Swimming Pool Filter Buying Guide - Sand Filters

Posted by Sean McKenna on

If you have a rough concept of how the human body operates you are likely aware that the heart is the ‘pump’ that drives blood, via arteries, to the rest of the body. To expand the analogy a little further you may be aware that the function of our kidneys is to clean our blood by filtering the waste. In a pool circulation system the media filter plays the same pivotal role as the kidneys in our body. As water passes through the filter small micro-organisms are captured within the media so that the cleansed water can return back to the pool.

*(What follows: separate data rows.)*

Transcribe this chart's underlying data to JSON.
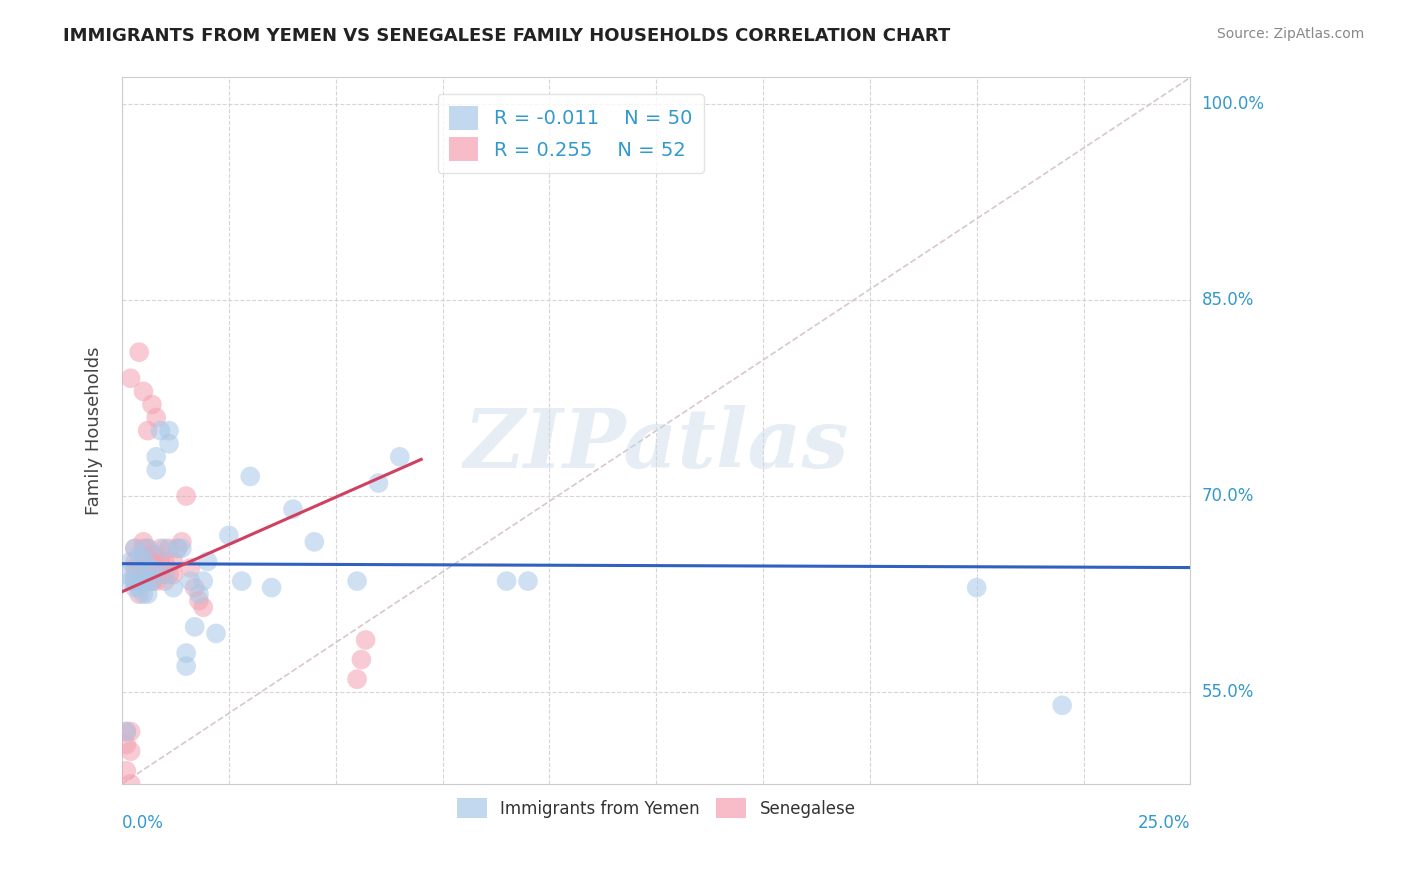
{
  "title": "IMMIGRANTS FROM YEMEN VS SENEGALESE FAMILY HOUSEHOLDS CORRELATION CHART",
  "source": "Source: ZipAtlas.com",
  "ylabel": "Family Households",
  "xlim": [
    0.0,
    0.25
  ],
  "ylim": [
    0.48,
    1.02
  ],
  "yticks": [
    0.55,
    0.7,
    0.85,
    1.0
  ],
  "ytick_labels": [
    "55.0%",
    "70.0%",
    "85.0%",
    "100.0%"
  ],
  "xticks": [
    0.0,
    0.025,
    0.05,
    0.075,
    0.1,
    0.125,
    0.15,
    0.175,
    0.2,
    0.225,
    0.25
  ],
  "blue_R": -0.011,
  "blue_N": 50,
  "pink_R": 0.255,
  "pink_N": 52,
  "blue_color": "#a8c8e8",
  "pink_color": "#f4a0b0",
  "blue_line_color": "#3060c0",
  "pink_line_color": "#d04060",
  "legend_text_color": "#3399cc",
  "legend_label_color": "#3399cc",
  "blue_scatter_x": [
    0.001,
    0.001,
    0.002,
    0.002,
    0.003,
    0.003,
    0.003,
    0.004,
    0.004,
    0.004,
    0.005,
    0.005,
    0.005,
    0.006,
    0.006,
    0.006,
    0.006,
    0.007,
    0.007,
    0.008,
    0.008,
    0.009,
    0.01,
    0.01,
    0.011,
    0.011,
    0.012,
    0.013,
    0.014,
    0.015,
    0.015,
    0.016,
    0.017,
    0.018,
    0.019,
    0.02,
    0.022,
    0.025,
    0.028,
    0.03,
    0.035,
    0.04,
    0.045,
    0.055,
    0.06,
    0.065,
    0.09,
    0.095,
    0.2,
    0.22
  ],
  "blue_scatter_y": [
    0.64,
    0.52,
    0.635,
    0.65,
    0.63,
    0.635,
    0.66,
    0.63,
    0.64,
    0.655,
    0.625,
    0.635,
    0.65,
    0.625,
    0.635,
    0.645,
    0.66,
    0.635,
    0.645,
    0.72,
    0.73,
    0.75,
    0.64,
    0.66,
    0.74,
    0.75,
    0.63,
    0.66,
    0.66,
    0.57,
    0.58,
    0.635,
    0.6,
    0.625,
    0.635,
    0.65,
    0.595,
    0.67,
    0.635,
    0.715,
    0.63,
    0.69,
    0.665,
    0.635,
    0.71,
    0.73,
    0.635,
    0.635,
    0.63,
    0.54
  ],
  "pink_scatter_x": [
    0.001,
    0.001,
    0.001,
    0.002,
    0.002,
    0.002,
    0.002,
    0.003,
    0.003,
    0.003,
    0.003,
    0.003,
    0.004,
    0.004,
    0.004,
    0.004,
    0.005,
    0.005,
    0.005,
    0.005,
    0.005,
    0.006,
    0.006,
    0.006,
    0.006,
    0.007,
    0.007,
    0.007,
    0.007,
    0.008,
    0.008,
    0.008,
    0.008,
    0.009,
    0.009,
    0.009,
    0.01,
    0.01,
    0.011,
    0.011,
    0.012,
    0.012,
    0.013,
    0.014,
    0.015,
    0.016,
    0.017,
    0.018,
    0.019,
    0.055,
    0.056,
    0.057
  ],
  "pink_scatter_y": [
    0.49,
    0.51,
    0.52,
    0.48,
    0.505,
    0.52,
    0.79,
    0.635,
    0.64,
    0.645,
    0.65,
    0.66,
    0.625,
    0.635,
    0.645,
    0.81,
    0.65,
    0.655,
    0.66,
    0.665,
    0.78,
    0.64,
    0.65,
    0.66,
    0.75,
    0.635,
    0.645,
    0.655,
    0.77,
    0.635,
    0.645,
    0.655,
    0.76,
    0.64,
    0.65,
    0.66,
    0.635,
    0.65,
    0.64,
    0.66,
    0.64,
    0.65,
    0.66,
    0.665,
    0.7,
    0.645,
    0.63,
    0.62,
    0.615,
    0.56,
    0.575,
    0.59
  ],
  "watermark": "ZIPatlas",
  "background_color": "#ffffff",
  "grid_color": "#cccccc"
}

There are typically three styles of filter available for a swimming pool with each having their own benefits and drawbacks dependent on the unique parameters of the pool. The three types of filter are sand, cartridge, and diatomaceous earth which is often referred to simply as D.E.

Sand Filters

How do they work?

Sand filters are large tank bodies with a multi-port valve located on the top or to the side of the tank. The filtering medium, as you would guess, is *typically a bed of coarse silica sand. Silica sand should not be confused or replaced with playground or mortar sands. Silica sand has jagged edges to help trap particulate matter as it passes through the tank body.

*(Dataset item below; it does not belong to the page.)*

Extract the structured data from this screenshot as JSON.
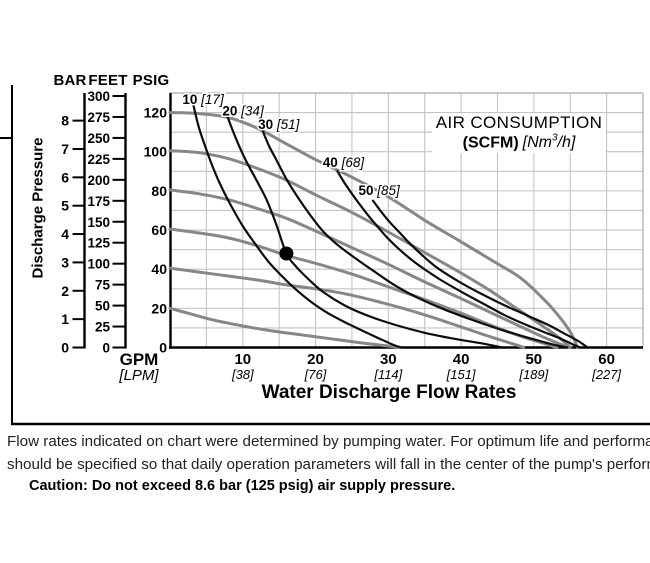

How well does a sand filter perform?

The filtering capacity or efficiency of a filter is measured in ‘microns’. A sand filter can remove debris as small as 25 microns. A micron is a measurement which is represented as one millionth of a meter. For reference; table salt is 100 microns, human hair is 70 microns and the limit of human visibility is 40 microns. So if someone says they have a certain type of filter because they can see the difference....refer them back to this blog.

How do I know what size of sand filter I need?

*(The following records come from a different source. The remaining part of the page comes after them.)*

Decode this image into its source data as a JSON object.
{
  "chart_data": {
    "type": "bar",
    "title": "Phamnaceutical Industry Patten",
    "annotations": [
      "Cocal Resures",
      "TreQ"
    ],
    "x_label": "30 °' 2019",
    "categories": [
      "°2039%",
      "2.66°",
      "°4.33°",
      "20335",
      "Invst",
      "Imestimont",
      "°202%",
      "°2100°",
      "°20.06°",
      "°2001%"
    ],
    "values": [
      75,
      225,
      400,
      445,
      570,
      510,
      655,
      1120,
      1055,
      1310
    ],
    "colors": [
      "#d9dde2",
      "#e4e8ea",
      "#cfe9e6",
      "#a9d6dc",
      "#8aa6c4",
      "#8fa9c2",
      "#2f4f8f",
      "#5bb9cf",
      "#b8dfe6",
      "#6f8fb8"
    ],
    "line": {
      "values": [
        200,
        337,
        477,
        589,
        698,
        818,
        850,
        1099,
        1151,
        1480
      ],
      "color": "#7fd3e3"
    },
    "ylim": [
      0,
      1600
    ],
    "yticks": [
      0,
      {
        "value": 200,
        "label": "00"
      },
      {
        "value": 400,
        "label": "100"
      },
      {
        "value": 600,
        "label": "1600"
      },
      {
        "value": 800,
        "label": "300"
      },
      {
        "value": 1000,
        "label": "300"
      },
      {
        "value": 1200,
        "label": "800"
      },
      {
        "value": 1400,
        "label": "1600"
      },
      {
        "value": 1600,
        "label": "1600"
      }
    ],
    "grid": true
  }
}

First rule of sand filter sizing is get the biggest filter that you can physically fit in the existing space. This will ensure it can handle the incoming flow from pump but also means that it will require less frequent backwashing.

The effective filtering rate of a sand filter is determined by the surface area of the sand bed. The tank bodies range from 16” to 30” in diameter for residential applications which equates to about 2'-5' ft2 of filtering capacity. A sand filter can effectively process 5-20 gpm/ft2 which means a 24" filter, with a surface area of 3.19' ft2 can support a pump that pushes up to 65 gpm.

How much do they cost?

Residential sand filters are the most cost-effective means of filtering water. They range in price from $400 - $1500 dependent on the size required.

How much maintenance is involved in a sand filter?

From a maintenance perspective they are also the least amount of regular routine. When a sand filter is burdened with debris (leaves, silt and other organics) and requires cleaning it is as simple as rotating the valve on the filter to 'backwash' and allowing the filter to clean itself with pressurized water from the pump. You may have heard someone say that sand filters require a regular backwashing routine ie. once per week. This is not true. A sand filter should not be backwashed/cleaned until the pressure, as outlined on the pressure gauge included with the filter, has increased about 7 lbs. This may take weeks depending on the unique parameters of the pool. A sand filter will operate more effectively as debris accumulates until a backwash is needed. Conversely, cleaning the filter too often lessens performance.

Over time sand media may require cleaning in order to remove any oils that have built up on the individual granules. This can be done by adding a demulsifying chemical for swimming pool filters.

In time the sand media of a sand filter does need replacing. Some industry members make a routine of changing sand every 5 seasons however I have experience with pools with 15 year old sand beds that still perform as new. The sand should not be replaced unless it no longer offers effective filtration. Before replacing the sand it should be cleaned and confirmed that there is not an issue with the filter internals or related parts.

What type of pool makes a great fit for a sand filter?

  • a pool that has a fair amount of debris (leaves, pine needles, sand/silt)
  • a pool that uses a suction side cleaner to vacuum the debris
  • a pool that is subject to frequent (yet preventable!) algae blooms
  • a pool that is winterized with a mesh safety cover will be easier to return to normal operation
  • any pool which would like to reduce maintenance
  • any pool which would like to reduce costs

 *alternatives to sand include glass media and Zeolite. Glass media (5 microns) and Zeolite (3 microns) both offer improved filtering capacity compared to sand but initial cost of the media itself is around 4x-5x more.